J.A. (Jessica Ann) Redmerski é autora best-seller internacional que se divide entre diferentes gêneros. Ela começou em 2012 com uma publicação independente e após o sucesso de Entre o Agora e o Nunca, assinou com a Grand Central Publishing/Forever Romance. Seus trabalhos já foram traduzidos em vinte idiomas.

Jessica é uma autora híbrida que, além de trabalhar com publicações tradicionais ainda continua no mercado independente. Os direitos de publicação em português de sua série de suspense Na Companhia de Assassinos foram adquiridos por uma das maiores editoras do Brasil – Suma de Letras. Paikese Kirjastus na Estônia, Ephesus na Turquia e Konyvmolykepzob na Hungria. Os direitos de adaptação da série para a televisão foram adquiridos por William Levy.

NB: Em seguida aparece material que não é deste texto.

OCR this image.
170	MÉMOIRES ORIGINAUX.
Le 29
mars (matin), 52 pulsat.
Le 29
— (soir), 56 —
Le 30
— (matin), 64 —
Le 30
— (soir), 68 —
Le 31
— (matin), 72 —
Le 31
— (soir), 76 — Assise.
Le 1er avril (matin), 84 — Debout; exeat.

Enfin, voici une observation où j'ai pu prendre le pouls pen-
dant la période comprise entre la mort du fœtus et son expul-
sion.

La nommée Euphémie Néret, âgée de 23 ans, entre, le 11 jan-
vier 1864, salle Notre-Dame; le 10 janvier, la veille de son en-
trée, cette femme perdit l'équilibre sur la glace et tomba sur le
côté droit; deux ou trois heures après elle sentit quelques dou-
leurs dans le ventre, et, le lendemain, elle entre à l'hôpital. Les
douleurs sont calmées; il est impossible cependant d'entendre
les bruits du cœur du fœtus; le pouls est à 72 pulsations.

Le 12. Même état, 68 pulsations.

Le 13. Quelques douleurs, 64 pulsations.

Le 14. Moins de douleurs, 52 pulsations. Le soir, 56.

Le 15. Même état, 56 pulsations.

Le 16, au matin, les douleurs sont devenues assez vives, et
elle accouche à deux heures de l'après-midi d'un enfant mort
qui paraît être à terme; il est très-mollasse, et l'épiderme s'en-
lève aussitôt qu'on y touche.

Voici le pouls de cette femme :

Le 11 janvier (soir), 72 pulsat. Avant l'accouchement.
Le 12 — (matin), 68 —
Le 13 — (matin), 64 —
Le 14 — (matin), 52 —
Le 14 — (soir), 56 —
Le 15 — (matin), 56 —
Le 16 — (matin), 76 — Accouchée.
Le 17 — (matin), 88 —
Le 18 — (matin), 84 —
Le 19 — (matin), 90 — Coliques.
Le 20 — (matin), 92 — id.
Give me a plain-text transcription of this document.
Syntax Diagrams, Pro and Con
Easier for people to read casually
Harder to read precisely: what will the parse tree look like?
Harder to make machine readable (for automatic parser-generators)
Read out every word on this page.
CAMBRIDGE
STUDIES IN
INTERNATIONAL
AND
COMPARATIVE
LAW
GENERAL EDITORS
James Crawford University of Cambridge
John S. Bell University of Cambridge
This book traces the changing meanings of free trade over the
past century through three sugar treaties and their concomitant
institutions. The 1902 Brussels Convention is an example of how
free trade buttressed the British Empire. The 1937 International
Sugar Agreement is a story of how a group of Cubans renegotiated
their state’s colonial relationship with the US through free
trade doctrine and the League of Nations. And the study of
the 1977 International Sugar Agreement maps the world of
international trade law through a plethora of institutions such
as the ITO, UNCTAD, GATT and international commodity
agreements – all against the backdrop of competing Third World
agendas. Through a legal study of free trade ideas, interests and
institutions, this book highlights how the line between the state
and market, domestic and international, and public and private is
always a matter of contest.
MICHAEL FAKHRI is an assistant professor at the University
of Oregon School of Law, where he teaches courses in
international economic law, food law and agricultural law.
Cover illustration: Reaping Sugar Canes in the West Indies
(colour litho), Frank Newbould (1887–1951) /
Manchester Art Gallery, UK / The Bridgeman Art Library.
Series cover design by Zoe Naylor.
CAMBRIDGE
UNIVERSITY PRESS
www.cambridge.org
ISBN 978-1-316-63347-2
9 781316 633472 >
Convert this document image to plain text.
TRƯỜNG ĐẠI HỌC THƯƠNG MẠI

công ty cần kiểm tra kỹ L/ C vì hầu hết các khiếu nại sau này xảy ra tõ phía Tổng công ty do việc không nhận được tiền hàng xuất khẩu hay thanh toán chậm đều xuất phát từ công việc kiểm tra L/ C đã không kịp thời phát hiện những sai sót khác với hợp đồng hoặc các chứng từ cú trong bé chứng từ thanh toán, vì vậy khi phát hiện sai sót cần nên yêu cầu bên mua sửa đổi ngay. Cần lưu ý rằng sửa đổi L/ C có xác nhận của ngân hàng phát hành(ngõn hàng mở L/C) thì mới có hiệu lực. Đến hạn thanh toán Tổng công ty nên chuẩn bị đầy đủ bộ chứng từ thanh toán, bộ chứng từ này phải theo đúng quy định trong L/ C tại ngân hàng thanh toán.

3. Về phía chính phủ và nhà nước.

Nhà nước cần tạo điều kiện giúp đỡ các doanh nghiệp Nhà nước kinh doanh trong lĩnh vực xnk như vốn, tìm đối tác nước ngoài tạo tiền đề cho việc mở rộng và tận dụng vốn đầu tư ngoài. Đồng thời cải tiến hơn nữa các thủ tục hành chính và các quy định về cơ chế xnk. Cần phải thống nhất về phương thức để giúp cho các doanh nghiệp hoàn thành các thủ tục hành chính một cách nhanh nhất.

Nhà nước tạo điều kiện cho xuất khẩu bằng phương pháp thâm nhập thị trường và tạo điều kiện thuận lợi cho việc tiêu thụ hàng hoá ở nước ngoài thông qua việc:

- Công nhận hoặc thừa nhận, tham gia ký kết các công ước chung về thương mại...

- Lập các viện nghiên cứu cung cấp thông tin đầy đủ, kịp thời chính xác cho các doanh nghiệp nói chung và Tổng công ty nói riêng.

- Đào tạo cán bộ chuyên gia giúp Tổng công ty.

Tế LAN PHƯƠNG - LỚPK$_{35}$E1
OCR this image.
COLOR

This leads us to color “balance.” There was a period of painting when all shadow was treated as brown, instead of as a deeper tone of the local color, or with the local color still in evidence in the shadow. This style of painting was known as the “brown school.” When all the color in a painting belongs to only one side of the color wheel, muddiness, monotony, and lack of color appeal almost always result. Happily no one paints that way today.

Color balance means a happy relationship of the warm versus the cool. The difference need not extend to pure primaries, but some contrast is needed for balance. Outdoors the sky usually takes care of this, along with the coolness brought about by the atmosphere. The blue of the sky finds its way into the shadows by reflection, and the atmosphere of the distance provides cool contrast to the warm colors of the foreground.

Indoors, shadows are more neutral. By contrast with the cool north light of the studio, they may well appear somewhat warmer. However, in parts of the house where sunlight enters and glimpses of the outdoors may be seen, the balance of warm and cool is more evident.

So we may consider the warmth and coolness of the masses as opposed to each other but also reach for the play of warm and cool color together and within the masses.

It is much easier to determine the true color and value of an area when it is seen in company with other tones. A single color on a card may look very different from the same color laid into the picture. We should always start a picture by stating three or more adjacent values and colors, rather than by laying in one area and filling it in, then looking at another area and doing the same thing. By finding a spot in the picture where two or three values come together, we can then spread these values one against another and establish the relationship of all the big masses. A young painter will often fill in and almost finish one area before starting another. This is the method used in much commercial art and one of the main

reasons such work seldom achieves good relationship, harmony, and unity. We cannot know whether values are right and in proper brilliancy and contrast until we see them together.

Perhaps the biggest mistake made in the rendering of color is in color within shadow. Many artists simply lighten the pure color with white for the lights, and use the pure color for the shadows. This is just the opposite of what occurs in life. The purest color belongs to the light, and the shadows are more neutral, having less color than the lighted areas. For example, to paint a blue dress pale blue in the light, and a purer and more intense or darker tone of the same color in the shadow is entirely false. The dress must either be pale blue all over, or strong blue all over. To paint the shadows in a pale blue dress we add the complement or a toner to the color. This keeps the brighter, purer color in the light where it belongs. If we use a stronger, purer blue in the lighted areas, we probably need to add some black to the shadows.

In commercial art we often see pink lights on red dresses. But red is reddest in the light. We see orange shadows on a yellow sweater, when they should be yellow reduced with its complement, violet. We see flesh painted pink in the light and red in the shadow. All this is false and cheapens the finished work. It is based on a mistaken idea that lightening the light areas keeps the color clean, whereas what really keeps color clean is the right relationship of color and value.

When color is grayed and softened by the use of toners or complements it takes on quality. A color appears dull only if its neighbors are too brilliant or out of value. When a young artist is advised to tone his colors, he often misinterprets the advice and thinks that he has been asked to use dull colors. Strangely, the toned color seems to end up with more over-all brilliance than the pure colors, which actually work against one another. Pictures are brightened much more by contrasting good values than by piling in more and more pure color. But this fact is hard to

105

Everything Under the Sun é a mais nova história de amor de Jessica. Veja o que ela falou sobre o romance:

"Everything Under the Sun esteve em progresso por quase três anos. Não importava o que mais eu tentava escrever, EUtS não saía da minha cabeça e isso estava afetando o meu trabalho em desenvolvimento naquele momento [a série Na Companhia de Assassinos]. Eu sabia que se não deixasse tudo de lado para terminar EUtS, meus outros livros seriam uma merda."

Redmerski acrescentou ainda que pretende, sim, publicar o sétimo livro da série Na Companhia de AssassinosSpiders in the Grove – e que ainda tem intenção de escrever um livro para uma personagem de Entre o Agora e o Nunca, Lily, mas não há previsão de quando isso vai acontecer. Enquanto essas novidades não saem do papel, vamos nos deliciar com a história de Thais e Atticus que parece ser maravilhosa.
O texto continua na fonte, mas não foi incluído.